If the item is recyclable, then you need to clean it before recycling: you don’t want recycling stinking up your house, and the recycler doesn’t want food and other contaminants. You need a place to keep the recycling, and you have to take each item there. Since we went to single stream recycling, our volume of recycling exceeds the volume of our garbage, so this is a nontrivial exercise. Then you have to remember to take the container out so it can be collected, and bring it back in afterwards. If you are gone on recycling day, or if you forget to take it out, the volume of recycling may overflow your container. Some things are too big to go in the container, so you set them next to the container, where they blow away, or get soaked in the rain.

So let’s take a look at what readily available, inexpensive transportation might have on recycling. You could just drop an item into a container, tell the system what it is, and off it goes for “recycling”. You don’t even need to decide where to send it, because the system will figure out where best to take it, possibly even getting a payment for you. Thus you don’t have to decide whether it is hazardous waste, garbage, trash, or if someone might pay you for it, and if you want to donate the item, you can designate a charity. You wouldn’t need to clean items, because waste food could be collected for composting, and people will innovate new mechanisms for harvesting the energy in food residues (perhaps, bacteria), making the cleaning process a net benefit instead of a cost.

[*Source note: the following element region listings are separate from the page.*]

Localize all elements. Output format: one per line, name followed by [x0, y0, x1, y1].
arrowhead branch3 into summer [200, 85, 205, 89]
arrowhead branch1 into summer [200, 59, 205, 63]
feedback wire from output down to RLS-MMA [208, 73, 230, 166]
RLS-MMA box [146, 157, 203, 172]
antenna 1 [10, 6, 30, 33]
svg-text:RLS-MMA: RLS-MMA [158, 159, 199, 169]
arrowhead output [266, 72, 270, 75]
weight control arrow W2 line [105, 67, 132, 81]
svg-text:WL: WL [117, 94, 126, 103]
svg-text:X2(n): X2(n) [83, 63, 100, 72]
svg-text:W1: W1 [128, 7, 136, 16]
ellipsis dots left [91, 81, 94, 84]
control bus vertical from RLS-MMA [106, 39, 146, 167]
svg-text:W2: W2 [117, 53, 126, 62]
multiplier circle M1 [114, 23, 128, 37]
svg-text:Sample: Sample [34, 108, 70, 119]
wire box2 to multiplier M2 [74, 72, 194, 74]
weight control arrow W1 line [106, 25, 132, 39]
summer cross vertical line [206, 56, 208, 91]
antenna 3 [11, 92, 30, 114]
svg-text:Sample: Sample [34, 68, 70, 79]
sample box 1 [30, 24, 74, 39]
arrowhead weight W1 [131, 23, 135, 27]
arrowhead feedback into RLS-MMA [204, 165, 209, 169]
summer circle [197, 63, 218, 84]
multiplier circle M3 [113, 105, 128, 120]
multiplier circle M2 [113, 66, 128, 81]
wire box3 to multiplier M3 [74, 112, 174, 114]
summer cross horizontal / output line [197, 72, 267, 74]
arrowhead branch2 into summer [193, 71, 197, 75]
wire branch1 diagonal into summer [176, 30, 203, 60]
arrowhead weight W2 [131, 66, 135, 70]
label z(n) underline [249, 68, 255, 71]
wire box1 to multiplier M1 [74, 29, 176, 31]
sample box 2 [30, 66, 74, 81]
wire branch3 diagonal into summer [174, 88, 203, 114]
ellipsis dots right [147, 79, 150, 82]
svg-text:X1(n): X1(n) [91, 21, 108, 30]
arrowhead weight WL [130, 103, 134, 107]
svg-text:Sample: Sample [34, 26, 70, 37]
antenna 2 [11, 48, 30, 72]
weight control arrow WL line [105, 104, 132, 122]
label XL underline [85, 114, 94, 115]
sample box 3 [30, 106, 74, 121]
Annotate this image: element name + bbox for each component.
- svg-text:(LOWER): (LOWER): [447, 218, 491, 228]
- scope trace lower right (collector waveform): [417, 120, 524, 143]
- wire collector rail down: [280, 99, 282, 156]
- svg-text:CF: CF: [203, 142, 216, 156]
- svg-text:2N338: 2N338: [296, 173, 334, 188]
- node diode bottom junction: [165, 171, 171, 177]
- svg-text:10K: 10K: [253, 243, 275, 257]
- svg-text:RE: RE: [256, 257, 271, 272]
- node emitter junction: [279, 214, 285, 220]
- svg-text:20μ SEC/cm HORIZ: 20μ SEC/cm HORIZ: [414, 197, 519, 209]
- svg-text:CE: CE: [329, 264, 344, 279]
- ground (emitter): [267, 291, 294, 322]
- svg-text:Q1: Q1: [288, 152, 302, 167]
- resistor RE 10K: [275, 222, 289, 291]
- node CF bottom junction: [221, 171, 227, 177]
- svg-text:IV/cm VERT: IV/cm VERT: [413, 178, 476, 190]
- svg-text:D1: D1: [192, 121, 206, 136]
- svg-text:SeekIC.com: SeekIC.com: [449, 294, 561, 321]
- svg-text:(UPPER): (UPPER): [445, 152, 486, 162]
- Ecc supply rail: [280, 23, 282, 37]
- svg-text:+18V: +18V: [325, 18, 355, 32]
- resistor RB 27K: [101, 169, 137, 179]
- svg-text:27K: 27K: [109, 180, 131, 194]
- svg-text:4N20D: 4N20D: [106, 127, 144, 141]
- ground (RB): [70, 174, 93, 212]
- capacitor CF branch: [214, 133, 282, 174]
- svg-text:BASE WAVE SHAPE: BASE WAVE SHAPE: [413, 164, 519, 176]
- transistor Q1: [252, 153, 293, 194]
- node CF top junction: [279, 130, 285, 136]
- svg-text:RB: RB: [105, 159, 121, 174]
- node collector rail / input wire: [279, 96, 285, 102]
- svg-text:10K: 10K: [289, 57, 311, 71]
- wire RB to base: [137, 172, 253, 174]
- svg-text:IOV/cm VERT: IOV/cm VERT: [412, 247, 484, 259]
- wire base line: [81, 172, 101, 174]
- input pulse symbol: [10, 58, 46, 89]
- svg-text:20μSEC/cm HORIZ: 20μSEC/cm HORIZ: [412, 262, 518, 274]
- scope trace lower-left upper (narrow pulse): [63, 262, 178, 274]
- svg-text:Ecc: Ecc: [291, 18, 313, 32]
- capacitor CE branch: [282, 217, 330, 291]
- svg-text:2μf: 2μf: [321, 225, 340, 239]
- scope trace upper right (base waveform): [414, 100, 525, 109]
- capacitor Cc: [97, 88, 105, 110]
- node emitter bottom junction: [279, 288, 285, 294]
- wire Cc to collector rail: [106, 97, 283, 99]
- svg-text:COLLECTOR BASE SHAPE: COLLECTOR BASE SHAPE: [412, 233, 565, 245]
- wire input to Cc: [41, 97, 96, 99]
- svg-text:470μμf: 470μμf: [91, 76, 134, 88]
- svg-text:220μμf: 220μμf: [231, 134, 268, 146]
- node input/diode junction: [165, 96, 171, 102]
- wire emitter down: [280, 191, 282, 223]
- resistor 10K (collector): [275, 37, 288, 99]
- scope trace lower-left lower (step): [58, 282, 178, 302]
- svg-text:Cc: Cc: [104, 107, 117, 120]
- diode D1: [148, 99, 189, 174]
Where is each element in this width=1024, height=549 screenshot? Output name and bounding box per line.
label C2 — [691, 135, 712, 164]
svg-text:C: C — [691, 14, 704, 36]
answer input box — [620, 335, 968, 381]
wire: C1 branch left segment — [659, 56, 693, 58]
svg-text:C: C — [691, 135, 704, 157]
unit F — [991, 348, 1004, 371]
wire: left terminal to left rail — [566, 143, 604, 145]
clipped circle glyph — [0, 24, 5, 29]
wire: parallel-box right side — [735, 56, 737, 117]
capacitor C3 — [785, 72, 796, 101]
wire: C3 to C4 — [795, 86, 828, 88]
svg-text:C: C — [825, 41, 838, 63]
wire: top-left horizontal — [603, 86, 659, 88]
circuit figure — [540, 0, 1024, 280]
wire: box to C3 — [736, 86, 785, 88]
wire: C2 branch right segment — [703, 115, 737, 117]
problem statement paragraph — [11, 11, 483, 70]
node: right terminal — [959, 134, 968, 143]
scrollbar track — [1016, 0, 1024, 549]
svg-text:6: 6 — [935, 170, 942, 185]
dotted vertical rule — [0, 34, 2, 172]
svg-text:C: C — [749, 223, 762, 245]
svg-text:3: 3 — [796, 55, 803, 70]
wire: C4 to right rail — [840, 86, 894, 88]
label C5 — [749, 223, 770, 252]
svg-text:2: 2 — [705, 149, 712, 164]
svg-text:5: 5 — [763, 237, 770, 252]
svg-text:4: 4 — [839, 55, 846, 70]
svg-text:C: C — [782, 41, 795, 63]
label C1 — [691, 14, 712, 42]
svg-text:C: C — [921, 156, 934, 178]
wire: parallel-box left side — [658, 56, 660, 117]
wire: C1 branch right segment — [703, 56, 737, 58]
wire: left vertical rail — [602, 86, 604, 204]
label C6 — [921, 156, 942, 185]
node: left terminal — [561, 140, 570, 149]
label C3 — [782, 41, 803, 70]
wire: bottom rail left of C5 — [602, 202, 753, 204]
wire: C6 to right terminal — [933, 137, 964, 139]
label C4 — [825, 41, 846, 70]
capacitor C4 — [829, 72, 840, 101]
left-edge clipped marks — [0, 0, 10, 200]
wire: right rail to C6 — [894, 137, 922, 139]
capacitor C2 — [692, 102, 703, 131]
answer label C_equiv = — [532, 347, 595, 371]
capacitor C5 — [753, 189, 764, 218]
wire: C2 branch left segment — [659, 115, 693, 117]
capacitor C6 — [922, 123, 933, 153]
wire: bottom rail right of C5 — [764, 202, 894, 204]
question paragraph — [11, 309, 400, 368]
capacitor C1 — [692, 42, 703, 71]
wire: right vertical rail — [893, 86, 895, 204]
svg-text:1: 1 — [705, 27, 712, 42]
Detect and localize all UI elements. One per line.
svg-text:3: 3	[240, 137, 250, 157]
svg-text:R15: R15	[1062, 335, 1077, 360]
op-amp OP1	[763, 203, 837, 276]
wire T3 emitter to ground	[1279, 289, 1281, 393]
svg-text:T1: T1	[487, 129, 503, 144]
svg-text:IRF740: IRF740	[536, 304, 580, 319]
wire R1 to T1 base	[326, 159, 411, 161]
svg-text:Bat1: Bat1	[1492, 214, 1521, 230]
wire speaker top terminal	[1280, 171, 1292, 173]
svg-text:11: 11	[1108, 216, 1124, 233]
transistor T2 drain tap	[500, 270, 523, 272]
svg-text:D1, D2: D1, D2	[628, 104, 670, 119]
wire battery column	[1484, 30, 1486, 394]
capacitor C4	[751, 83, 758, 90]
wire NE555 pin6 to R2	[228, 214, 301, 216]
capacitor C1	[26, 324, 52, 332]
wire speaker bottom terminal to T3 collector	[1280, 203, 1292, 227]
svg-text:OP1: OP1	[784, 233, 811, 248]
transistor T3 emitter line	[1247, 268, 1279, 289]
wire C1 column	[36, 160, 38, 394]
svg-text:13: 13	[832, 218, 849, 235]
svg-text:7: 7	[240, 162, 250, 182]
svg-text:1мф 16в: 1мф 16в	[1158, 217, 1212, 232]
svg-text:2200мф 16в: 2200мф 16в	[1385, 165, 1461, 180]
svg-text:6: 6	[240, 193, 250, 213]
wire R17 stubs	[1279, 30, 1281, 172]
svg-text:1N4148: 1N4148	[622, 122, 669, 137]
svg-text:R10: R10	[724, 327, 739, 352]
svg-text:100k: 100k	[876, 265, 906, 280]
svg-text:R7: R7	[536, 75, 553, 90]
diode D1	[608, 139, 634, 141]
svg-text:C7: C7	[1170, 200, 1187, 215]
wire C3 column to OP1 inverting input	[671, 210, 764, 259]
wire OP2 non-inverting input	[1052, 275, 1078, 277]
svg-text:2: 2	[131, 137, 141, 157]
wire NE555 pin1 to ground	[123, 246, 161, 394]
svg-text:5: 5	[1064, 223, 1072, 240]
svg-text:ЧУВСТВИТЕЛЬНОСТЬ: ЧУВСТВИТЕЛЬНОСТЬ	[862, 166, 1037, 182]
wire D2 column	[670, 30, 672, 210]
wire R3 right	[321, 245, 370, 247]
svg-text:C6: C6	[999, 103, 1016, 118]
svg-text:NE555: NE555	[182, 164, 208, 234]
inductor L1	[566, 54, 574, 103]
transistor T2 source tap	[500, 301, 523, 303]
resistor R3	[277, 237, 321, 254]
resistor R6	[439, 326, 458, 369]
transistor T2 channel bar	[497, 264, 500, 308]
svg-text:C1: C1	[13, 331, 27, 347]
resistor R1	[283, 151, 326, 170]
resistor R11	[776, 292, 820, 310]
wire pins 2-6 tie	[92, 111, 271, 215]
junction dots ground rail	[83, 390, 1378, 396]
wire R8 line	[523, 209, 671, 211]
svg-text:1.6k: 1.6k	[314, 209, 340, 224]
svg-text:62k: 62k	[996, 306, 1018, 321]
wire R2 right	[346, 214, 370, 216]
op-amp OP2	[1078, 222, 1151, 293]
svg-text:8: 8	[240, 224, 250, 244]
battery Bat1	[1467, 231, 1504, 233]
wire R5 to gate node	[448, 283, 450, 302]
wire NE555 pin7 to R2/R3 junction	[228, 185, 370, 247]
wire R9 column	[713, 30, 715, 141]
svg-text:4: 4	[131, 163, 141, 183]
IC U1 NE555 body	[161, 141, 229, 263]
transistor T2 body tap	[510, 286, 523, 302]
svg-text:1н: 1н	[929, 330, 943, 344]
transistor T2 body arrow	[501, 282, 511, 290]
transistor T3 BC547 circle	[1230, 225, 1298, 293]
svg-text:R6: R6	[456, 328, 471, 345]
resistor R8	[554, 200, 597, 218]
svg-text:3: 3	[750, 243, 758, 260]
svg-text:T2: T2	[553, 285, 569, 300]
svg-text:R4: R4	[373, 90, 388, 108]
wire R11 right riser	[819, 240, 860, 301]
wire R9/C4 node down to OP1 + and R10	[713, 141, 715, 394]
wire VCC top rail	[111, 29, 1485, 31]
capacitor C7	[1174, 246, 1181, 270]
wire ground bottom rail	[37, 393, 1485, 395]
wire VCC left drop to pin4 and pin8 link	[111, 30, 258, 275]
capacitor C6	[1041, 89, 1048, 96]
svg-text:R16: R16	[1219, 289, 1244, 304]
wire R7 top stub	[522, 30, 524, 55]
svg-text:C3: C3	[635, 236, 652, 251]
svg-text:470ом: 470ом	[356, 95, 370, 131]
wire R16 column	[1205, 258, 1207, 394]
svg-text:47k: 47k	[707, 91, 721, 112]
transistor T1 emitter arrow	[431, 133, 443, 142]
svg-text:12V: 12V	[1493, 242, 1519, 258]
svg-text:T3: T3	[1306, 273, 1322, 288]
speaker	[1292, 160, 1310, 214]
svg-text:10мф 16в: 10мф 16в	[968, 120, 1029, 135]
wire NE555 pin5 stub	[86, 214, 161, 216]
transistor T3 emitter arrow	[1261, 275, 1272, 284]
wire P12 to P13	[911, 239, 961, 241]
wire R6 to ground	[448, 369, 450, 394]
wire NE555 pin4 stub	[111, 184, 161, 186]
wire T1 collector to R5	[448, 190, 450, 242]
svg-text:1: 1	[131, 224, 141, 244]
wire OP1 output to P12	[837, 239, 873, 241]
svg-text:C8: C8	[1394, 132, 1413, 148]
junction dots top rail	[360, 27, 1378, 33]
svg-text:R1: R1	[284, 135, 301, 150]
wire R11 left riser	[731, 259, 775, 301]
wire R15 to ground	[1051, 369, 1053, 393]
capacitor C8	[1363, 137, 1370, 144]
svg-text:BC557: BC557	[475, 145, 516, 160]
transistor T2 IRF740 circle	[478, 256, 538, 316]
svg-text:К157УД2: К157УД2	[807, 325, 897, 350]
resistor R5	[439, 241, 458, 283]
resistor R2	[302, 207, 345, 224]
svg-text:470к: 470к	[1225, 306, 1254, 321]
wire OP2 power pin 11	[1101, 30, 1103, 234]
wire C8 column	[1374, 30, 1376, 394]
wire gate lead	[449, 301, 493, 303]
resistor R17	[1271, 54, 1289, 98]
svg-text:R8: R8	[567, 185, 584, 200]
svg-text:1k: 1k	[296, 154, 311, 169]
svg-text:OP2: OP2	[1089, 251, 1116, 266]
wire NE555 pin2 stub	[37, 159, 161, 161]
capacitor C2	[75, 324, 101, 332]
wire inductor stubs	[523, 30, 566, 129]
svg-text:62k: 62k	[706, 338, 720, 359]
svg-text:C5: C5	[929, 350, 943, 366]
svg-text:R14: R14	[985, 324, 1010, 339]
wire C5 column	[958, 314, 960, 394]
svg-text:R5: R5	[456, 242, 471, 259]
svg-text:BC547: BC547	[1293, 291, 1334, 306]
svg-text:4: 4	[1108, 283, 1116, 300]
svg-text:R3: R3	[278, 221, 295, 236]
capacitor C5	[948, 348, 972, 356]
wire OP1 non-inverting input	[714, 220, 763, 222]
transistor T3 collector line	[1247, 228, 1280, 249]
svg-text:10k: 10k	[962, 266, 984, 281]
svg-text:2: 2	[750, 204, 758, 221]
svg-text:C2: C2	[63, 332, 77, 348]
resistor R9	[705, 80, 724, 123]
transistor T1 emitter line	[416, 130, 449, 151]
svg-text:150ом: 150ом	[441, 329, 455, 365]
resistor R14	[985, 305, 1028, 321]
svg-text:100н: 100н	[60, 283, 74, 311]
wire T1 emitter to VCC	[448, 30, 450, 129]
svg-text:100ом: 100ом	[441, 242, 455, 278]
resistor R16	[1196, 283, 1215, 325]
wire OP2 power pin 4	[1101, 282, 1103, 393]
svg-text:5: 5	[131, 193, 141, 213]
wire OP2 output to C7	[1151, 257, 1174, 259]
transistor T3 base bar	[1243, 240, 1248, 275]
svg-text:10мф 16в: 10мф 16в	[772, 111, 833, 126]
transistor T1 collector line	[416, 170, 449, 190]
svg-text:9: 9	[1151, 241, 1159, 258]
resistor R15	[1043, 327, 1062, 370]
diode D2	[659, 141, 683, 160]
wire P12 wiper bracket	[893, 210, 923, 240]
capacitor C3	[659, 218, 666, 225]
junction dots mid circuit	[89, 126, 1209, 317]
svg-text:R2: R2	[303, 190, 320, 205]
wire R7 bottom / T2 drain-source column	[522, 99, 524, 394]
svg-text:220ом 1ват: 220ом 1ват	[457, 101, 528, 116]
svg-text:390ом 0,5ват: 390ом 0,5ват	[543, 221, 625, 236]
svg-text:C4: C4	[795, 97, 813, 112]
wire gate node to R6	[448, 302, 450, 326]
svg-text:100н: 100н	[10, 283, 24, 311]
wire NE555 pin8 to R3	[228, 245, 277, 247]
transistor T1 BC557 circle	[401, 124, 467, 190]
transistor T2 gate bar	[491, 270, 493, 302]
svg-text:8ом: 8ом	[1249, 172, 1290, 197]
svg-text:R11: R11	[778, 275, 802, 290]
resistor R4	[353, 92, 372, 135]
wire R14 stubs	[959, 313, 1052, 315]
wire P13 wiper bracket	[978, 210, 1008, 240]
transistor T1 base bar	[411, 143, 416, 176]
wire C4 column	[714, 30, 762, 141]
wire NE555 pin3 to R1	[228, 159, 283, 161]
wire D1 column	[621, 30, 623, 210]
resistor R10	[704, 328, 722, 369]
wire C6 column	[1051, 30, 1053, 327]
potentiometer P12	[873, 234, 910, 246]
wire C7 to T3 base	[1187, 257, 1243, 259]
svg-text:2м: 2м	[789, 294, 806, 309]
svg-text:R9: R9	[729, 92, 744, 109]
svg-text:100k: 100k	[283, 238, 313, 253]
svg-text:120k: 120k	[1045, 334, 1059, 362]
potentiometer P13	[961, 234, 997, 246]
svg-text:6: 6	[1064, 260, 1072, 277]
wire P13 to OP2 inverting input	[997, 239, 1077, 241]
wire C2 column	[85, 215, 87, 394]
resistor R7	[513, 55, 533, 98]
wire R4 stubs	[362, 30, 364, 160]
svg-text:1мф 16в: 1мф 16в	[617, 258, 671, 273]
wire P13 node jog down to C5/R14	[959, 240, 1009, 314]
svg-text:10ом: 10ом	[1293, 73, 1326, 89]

As these innovative cleaning mechanisms become more effective and efficient the balance of disposable vs. reusable containers will shift back to reusable. I remember when the milkman brought glass bottles of milk to the insulated metal container on our front porch, and collected the used bottles for cleaning and refilling. Americans spend $11.8 billion annually on 30 billion non-reusable bottles of water; an estimated 80% end up as litter, and landfills are overflowing with 2 million tons of discarded water bottles. It takes 3 liters of water for every liter of bottled water, over 1.5 million barrels of oil to manufacture these bottles, enough to power 100,000 homes. The average cost of a 1 liter bottle is $1.45, divided among: Retailer $0.67, Transportation $0.47, Water Bottle Production $0.16, and Profit $0.15. [https://www.epa.gov/smm/advancing-sustainable-materials-management-facts-and-figures accessed 5/25/2016] Efficient remote cleaning saves the water you would have used to clean the recyclables, the energy for hot water, and your time and mess – water savings and water recycling are another fruitful area for innovation with the new transportation system, but we will wait until later to follow that thread.

Randall Monroe has created an XKCD comic about bottled water [https://xkcd.com/1599/]. I’ve taken the liberty of embellishing his scenario: the empty bottles collecting, and problems with municipal plumbing (Leaks, Lead, Chlorine, and unintended contents).


The combination of efficient centralized cleaning and efficient transportation may lead to shared dishwashing: you just put your dirty dishes into a container; they are whisked away and returned clean. The cleaning processes would treat each type of dish, pot, and other vessel appropriately – for example, we don’t put our nice pots in the dishwasher because it dulls the finish, and large items, like flower vases don’t fit in the dishwasher. Remote cleaning will likely extend to clothes, towels, and other categories. This saves you the hassles, and the costs of washing machines, water heating, water, and of course your time and energy.

Even more intriguing is the potential for delivering locally produced customized beverages to you whenever and wherever you want them. Because there is no need for a physical store, anyone can set up a business selling customized beverages. Shared comments will help you find what you want;  ratings will assure continued quality; and you can send the beverage off for testing before it gets to you, assuring it is safe, healthy, and as advertised. The same approach can be extended to food and other items. Fast efficient transportation has the potential to provide each of us not only with better, cheaper goods and services, but with rewarding vocations and avocations.